In the Dutch group's experiments, cells of E. coli were exposed to a medium in which phosphate levels were very low. PhoR, a sensor in the cytoplasmic membrane of the cells, registers low phosphate. It signals the response regulator, PhoB, to induce the Pho regulon, which encompasses genes that encode for proteins including "transporters and enzymes that function to scavenge traces of inorganic phosphate and phosphorylated compounds from the extracellular medium," Tommassen says.

Expression of both sensor and response regulator genes rises during phosphate starvation, and in contrast to other regulatory proteins, the proteins that they encode both appear to be stable, which is, the investigators think, key to the "learning" that the cells do. Thus, in subsequent cycles, increased expression of the relevant proteins results in faster induction of the Pho regulon the next time the cells are starved for phosphate, Tommassen explains. This strengthened response represents what Tommassen characterizes as learning in E. coli.

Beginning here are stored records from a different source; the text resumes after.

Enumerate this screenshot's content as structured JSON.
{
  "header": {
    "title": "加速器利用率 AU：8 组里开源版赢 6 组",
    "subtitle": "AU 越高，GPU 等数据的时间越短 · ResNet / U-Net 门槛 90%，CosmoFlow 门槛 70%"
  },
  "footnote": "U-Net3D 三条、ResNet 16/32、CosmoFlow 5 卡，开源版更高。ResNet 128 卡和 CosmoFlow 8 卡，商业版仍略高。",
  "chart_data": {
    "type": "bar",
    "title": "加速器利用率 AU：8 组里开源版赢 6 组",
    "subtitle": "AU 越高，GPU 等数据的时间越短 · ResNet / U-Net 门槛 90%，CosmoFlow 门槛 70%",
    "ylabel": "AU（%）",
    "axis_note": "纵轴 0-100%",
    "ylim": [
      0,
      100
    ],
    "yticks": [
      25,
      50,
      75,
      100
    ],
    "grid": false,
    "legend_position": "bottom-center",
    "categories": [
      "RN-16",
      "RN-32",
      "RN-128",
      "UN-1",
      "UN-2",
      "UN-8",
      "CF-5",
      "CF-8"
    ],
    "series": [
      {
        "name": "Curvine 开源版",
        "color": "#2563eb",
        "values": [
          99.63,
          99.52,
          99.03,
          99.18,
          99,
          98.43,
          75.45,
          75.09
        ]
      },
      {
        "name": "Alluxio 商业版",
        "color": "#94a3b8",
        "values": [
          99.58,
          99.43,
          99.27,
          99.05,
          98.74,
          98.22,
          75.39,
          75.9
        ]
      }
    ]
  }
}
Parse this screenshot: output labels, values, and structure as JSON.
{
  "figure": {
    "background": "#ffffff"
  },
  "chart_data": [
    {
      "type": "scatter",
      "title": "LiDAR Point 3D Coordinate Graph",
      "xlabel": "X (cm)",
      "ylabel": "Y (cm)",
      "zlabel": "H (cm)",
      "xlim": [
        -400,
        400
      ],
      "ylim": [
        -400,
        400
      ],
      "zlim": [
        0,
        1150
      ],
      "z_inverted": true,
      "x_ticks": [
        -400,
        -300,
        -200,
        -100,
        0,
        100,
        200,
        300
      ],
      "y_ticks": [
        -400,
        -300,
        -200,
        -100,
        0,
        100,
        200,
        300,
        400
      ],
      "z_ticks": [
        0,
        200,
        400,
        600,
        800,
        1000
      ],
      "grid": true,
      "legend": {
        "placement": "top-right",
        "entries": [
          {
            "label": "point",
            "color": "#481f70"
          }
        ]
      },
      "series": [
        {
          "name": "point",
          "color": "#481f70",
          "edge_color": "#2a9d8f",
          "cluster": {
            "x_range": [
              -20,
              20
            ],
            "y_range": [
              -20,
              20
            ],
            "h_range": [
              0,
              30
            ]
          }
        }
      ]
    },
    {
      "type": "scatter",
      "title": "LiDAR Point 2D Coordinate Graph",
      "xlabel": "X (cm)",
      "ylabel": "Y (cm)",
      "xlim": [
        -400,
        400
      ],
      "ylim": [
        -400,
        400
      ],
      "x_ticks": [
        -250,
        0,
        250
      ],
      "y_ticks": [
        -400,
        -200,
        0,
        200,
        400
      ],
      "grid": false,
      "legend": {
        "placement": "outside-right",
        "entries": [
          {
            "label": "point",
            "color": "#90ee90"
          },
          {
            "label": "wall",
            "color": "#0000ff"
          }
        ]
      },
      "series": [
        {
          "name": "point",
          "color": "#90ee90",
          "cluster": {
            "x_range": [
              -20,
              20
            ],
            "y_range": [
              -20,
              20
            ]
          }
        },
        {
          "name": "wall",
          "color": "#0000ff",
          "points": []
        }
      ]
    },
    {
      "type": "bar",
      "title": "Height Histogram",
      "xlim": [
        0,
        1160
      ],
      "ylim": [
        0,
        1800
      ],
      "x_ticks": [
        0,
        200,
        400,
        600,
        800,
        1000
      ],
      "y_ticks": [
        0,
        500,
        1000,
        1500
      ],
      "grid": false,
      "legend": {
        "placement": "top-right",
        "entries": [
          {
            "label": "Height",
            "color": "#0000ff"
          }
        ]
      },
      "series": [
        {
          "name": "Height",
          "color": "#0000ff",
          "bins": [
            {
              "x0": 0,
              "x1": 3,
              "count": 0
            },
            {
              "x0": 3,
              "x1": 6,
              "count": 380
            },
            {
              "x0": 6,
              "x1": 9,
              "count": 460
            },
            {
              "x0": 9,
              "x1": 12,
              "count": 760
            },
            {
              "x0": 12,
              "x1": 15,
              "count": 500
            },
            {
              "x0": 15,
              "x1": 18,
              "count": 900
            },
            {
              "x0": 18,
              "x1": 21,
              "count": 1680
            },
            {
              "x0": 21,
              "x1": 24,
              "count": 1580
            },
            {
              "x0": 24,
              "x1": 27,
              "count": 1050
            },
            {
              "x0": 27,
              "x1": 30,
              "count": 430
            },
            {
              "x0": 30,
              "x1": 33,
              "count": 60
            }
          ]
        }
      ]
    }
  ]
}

E. coli and other comparable bacteria have many more two-component regulatory systems. "The genome sequence has revealed that E. coli contains about 30 two-component systems, which display considerable mutual sequence homology among the sensors and among the response regulators," says Tommassen. These sensory response systems probably work together to coordinate responses to a multitude of environmental conditions through cross-regulation among the systems, and this crosstalk is what would constitute the functional equivalent of a neural net, according to Tommassen. "The response regulators might act as logical operators at the crosstalk points, integrating different input signals into an appropriate output."

Several studies suggest that cross-regulation occurs. "For example, the Pho regulon can be expressed in the absence of the sensor PhoR by cross-regulation via CreC," Tommassen says, referring to another regulon whose sensor ordinarily responds to carbon instead of phosphate. Additionally, Masahiro Matsubara of Nagoya University in Nagoya, Japan, demonstrated that porin expression, which is regulated by the EnvZ-OmpR two-component system and depends on the osmolarity of the growth medium, is tuned under anaerobic growth by cross-phosphorelay through the ArcB anaerosensor.

This is not the first suggestion that bacteria can perform feats which require learning or memory. Daniel Koshland of the University of California, Berkeley, and others showed that E. coli can sense a gradient of a chemical attractant by sensing a change in the concentration of the attractant over time, a change which they respond to by directing their formerly random swimming in the direction of greater concentration. That requires a memory, brief as it may be. And Gerald Hazelbauer of the University of Missouri-Columbia showed how that memory may work, also in E. coli. He found that modification of receptor sites for galactose provides information about galactose levels in the medium from a few seconds in the past.

Whether a neural net analog really exists in E. coli depends in large part on whether other two-component systems exhibit similar "learning" responses to environmental signals, according to Donald Pettigrew of Texas A&M University in College Station. The big question, he says, is whether "this is the first case of a general phenomenon previously unknown, or some unique system that has some cool properties that we need to try to understand." To Pettigrew, the most surprising result is the stability of the proteins encoded by PhoR and PhoB. "I'm of the school of thought that these things don't last very long in these regulatory systems."

David Holzman
David Holzman writes from Lexington, Mass.